Sir Mulberry le regarda avec mépris, et s’adressant à ses compagnons :

— Laissez-le parler, dit-il ; je n’ai rien de sérieux à dire à des gens de cette espèce, et il devra à sa sœur de ne pas avoir la tête cassée. — Vous êtes un misérable sans esprit et sans âme ! dit Nicolas, et je le proclamerai partout. Je vous connaîtrai ; je vous suivrai jusque chez vous, quand même vous resteriez dans la rue jusqu’à demain.

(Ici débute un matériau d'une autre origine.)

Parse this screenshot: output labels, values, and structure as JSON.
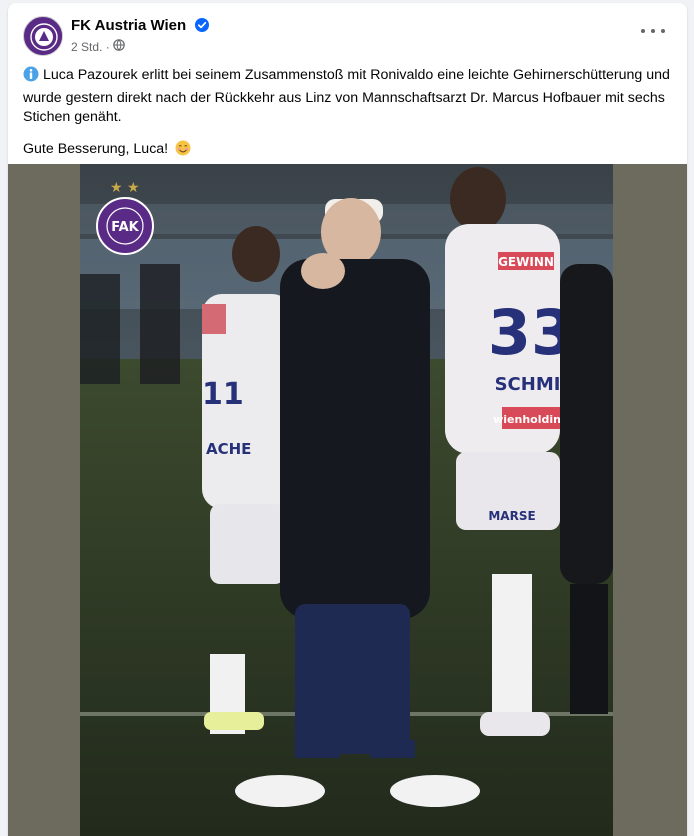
{
  "post": {
    "page_name": "FK Austria Wien",
    "timestamp": "2 Std.",
    "separator": "·",
    "text_main": "Luca Pazourek erlitt bei seinem Zusammenstoß mit Ronivaldo eine leichte Gehirnerschütterung und wurde gestern direkt nach der Rückkehr aus Linz von Mannschaftsarzt Dr. Marcus Hofbauer mit sechs Stichen genäht.",
    "text_second": "Gute Besserung, Luca!"
  },
  "photo": {
    "crest_ring_text": "FUSSBALLKLUB AUSTRIA WIEN",
    "crest_letters": "FAK",
    "sponsor_shorts": "MARSE",
    "sponsor_chest": "wienholding",
    "sponsor_back": "GEWINN",
    "player_number": "33",
    "player_name": "SCHMID",
    "left_player_name": "ACHE",
    "left_player_number": "11"
  },
  "colors": {
    "brand_purple": "#5a2b86",
    "verified_blue": "#0866ff",
    "side_band": "#6d6b5e"
  },
  "icons": [
    "verified-icon",
    "globe-icon",
    "more-options-icon",
    "info-icon",
    "smiling-face-emoji"
  ]
}
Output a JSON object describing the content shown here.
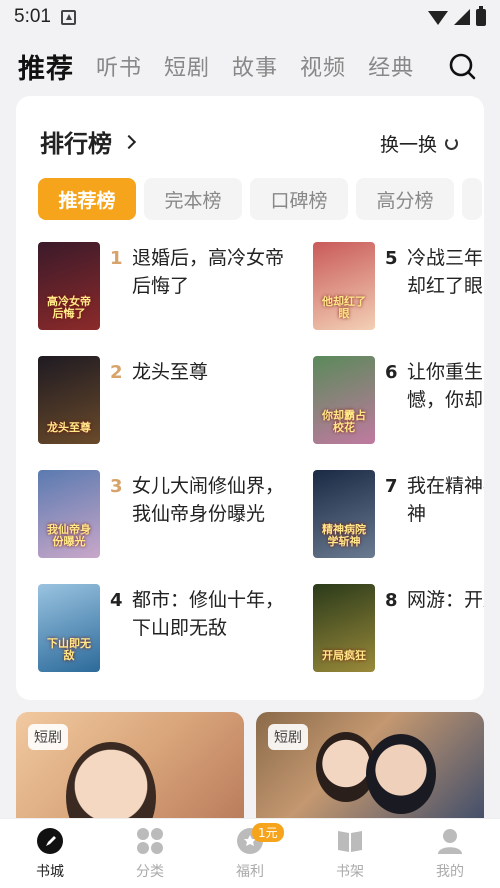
{
  "status_bar": {
    "time": "5:01"
  },
  "top_tabs": [
    {
      "label": "推荐",
      "active": true
    },
    {
      "label": "听书",
      "active": false
    },
    {
      "label": "短剧",
      "active": false
    },
    {
      "label": "故事",
      "active": false
    },
    {
      "label": "视频",
      "active": false
    },
    {
      "label": "经典",
      "active": false
    }
  ],
  "ranking": {
    "title": "排行榜",
    "refresh_label": "换一换",
    "tabs": [
      "推荐榜",
      "完本榜",
      "口碑榜",
      "高分榜"
    ],
    "books": [
      {
        "rank": "1",
        "title": "退婚后，高冷女帝后悔了",
        "cover_text": "高冷女帝后悔了",
        "cover_colors": [
          "#3a1a2a",
          "#8c2a2a"
        ]
      },
      {
        "rank": "2",
        "title": "龙头至尊",
        "cover_text": "龙头至尊",
        "cover_colors": [
          "#1e1a22",
          "#6a4a2a"
        ]
      },
      {
        "rank": "3",
        "title": "女儿大闹修仙界，我仙帝身份曝光",
        "cover_text": "我仙帝身份曝光",
        "cover_colors": [
          "#5a7ab0",
          "#c9a7c9"
        ]
      },
      {
        "rank": "4",
        "title": "都市：修仙十年，下山即无敌",
        "cover_text": "下山即无敌",
        "cover_colors": [
          "#9ac3e0",
          "#2c6a9a"
        ]
      },
      {
        "rank": "5",
        "title": "冷战三年，离婚他却红了眼",
        "cover_text": "他却红了眼",
        "cover_colors": [
          "#c95a5a",
          "#f3d0b5"
        ]
      },
      {
        "rank": "6",
        "title": "让你重生，弥补遗憾，你却霸占校花",
        "cover_text": "你却霸占校花",
        "cover_colors": [
          "#5a8a5a",
          "#c07aa0"
        ]
      },
      {
        "rank": "7",
        "title": "我在精神病院学斩神",
        "cover_text": "精神病院学斩神",
        "cover_colors": [
          "#1a2a44",
          "#6a7a90"
        ]
      },
      {
        "rank": "8",
        "title": "网游：开局疯狂",
        "cover_text": "开局疯狂",
        "cover_colors": [
          "#2a3a1a",
          "#9a8a3a"
        ]
      }
    ]
  },
  "drama_cards": [
    {
      "tag": "短剧"
    },
    {
      "tag": "短剧"
    }
  ],
  "bottom_nav": [
    {
      "label": "书城",
      "icon": "compass-icon",
      "active": true
    },
    {
      "label": "分类",
      "icon": "grid-icon",
      "active": false
    },
    {
      "label": "福利",
      "icon": "gift-icon",
      "active": false,
      "badge": "1元"
    },
    {
      "label": "书架",
      "icon": "book-icon",
      "active": false
    },
    {
      "label": "我的",
      "icon": "user-icon",
      "active": false
    }
  ],
  "colors": {
    "accent": "#f6a41c",
    "rank_top": "#d7a36b"
  }
}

La main de sir Mulberry se referma involontairement sur son verre, et il parut un moment sur le point de le lancer à la tête de son adversaire. Mais il se contenta de remplir son verre en riant de pitié.

Nicolas s’assit en face de la compagnie, appela le garçon, et paya sa dépense.

— Connaissez-vous le nom de cette personne ? demanda-t-il au garçon en désignant sir Mulberry.

Sir Mulberry rit de nouveau, et les deux voix rirent également, toujours avec le même ensemble, mais avec moins de force.

— De cette personne, Monsieur ? répliqua le garçon, qui répondait juste avec autant d’impertinence qu’il lui était possible de le faire sans danger : non, Monsieur. — Ici ! cria sir Mulberry à l’homme qui se retirait. Connaissez-vous le nom de cette personne ? — Non, Monsieur ; non, Monsieur. — Alors vous le trouverez là, dit sir Mulberry en lui jetant la carte de Nicolas, et quand vous l’aurez appris, vous jetterez ce morceau de carton au feu… m’entendez-vous ?

L’homme ricana, regarda Nicolas du coin de l’œil, et pour ne pas se compromettre, plaça la carte dans un coin de la glace, et se retira.

Nicolas se croisa les bras, et, se mordant les lèvres, s’assit tranquillement ; il annonça toutefois la ferme résolution de mettre à exécution sa menace de suivre sir Mulberry.

Il était évident, d’après le ton du plus jeune membre de la compagnie, qu’il faisait des représentations à son ami, et le pressait d’accéder à la requête de Nicolas.